教育は必要だが、受講させるだけでは意味が薄い

企業がセキュリティ教育を実施していても、インシデントが減らないケースはあります。例えば、教育が知識の確認で終わり、実務での判断につながっていないなどです。受講完了をゴールにすると、受講者は「終わらせること」に意識が向きやすくなります。

セキュリティ教育の目的は本来、事故を起こさない行動を増やすことです。怪しいメールを見たときに立ち止まる・迷ったら相談する・誤操作に気づいたらすぐ報告するなど、具体的な行動を定義したうえで内容を設計します。

頻度とテーマを固定化しない

企業がセキュリティ教育を集合研修で年1回実施するだけでは、意識が定着しにくくなります。一方で長時間の教育を頻繁に行うと、受講者の負荷が増え、形骸化を招きます。そこで有効なのが、短時間コンテンツを分散させ、定期教育と随時教育を組み合わせる設計です。

例えば、年1回で基礎を押さえつつ、月1回の短い注意喚起や確認テストで補完する方法です。テーマも固定化せず、標的型攻撃メール・パスワード・情報共有・持ち出し・生成AI利用などを適宜入れ替えます。変化を加えることでマンネリ化を防ぎやすくなります。

報告しやすい組織文化を作る

セキュリティ教育で強調すべき行動の1つが報告です。しかし、報告が増えない背景には「叱責されそう」「自分のミスだと思われそう」という心理的なハードルの高さがあります。企業がこの課題を放置すると、気づいても報告されず、対応が遅れてしまいます。

報告を増やすには、責めない運用を明確にし、周知することが重要です。個人を特定して責任追及するのではなく、早期発見につながる行動として評価します。相談先や報告先を一本化し、「確信がなくても連絡してよい」基準を示すと報告してもらいやすくなります。

体験型教育という選択を視野に入れる

セキュリティ教育は、座学や動画を通じて知識を伝えるのには向いていますが、受講者が「分かったつもり」になりやすい点が課題です。実務では状況判断が求められるため、知識の暗記だけでは事故予防につながりにくくなります。

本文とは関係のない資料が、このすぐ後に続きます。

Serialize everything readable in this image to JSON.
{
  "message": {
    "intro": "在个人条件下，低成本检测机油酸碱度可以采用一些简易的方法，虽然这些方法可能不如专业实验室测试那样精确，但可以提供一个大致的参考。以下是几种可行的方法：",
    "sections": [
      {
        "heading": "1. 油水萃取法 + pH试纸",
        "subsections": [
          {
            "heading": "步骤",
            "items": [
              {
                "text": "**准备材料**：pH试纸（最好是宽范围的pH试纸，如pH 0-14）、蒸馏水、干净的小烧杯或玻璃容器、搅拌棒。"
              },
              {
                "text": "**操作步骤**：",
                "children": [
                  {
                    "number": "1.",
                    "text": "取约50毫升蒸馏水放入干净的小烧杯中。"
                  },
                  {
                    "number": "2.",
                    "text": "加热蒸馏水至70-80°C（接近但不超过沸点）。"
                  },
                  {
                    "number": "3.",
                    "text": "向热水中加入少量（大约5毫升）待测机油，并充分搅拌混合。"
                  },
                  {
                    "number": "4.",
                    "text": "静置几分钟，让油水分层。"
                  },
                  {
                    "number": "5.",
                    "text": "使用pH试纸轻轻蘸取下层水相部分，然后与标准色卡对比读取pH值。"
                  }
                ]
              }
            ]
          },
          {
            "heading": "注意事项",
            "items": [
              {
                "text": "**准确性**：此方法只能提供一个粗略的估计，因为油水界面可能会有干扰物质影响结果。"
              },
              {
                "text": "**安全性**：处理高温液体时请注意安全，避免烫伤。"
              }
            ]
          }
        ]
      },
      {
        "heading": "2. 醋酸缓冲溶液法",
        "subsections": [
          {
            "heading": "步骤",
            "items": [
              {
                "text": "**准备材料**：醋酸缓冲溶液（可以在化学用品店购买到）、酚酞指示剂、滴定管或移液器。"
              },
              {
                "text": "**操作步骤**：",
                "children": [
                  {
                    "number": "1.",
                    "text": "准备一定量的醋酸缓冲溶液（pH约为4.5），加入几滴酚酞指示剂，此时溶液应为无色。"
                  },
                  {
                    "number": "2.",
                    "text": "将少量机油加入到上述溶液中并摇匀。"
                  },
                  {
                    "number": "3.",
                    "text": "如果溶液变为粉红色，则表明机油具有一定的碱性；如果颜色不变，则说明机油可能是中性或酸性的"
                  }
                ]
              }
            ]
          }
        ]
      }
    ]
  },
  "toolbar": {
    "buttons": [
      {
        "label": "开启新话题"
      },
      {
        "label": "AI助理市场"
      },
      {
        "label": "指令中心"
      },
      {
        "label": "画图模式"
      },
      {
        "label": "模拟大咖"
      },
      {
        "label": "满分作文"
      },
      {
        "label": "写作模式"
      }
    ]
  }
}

そこで選択肢になるのが体験型教育です。サイバー攻撃で起きやすいリスクを実際に操作し、誤った判断をした場合の結果まで体験できます。結果として、企業の求める対応基準が、教育担当者・受講者双方に定着しやすくなるのが特徴です。

弊社が提供するセキュアプラクティスのように、ブラウザ上でロールプレイング形式のシナリオを体験できる教育であれば、標的型攻撃メールやフィッシングなどのサイバー攻撃への対応を実務に近い形式で学べます。

まとめ|企業のサイバー攻撃対策は「人の行動」を起点に強くなる

企業のサイバー攻撃対策は、システム対策と人的対策の両方が必要です。資産管理・パッチ適用・多要素認証といった土台を整え、検知と復旧まで備えることで、被害を受けにくい環境を構築できます。

一方で、実際のインシデントは判断ミスや報告遅れをきっかけに発生しやすくなります。標的型攻撃メールやフィッシングだけでなく、誤送信や権限設定ミスなど、日常業務の延長で起きるリスクも無視できません。個人の注意力に頼るのではなく、報連相の徹底・手順の簡素化・標準化によってミスを減らす運用が重要です。

また、「理解したつもり」を防ぎたい場合は、体験型教育も選択肢になります。セキュアプラクティスのように実務レベルのシナリオで学べる教育を組み合わせることで、人的対策を強化しやすくなります。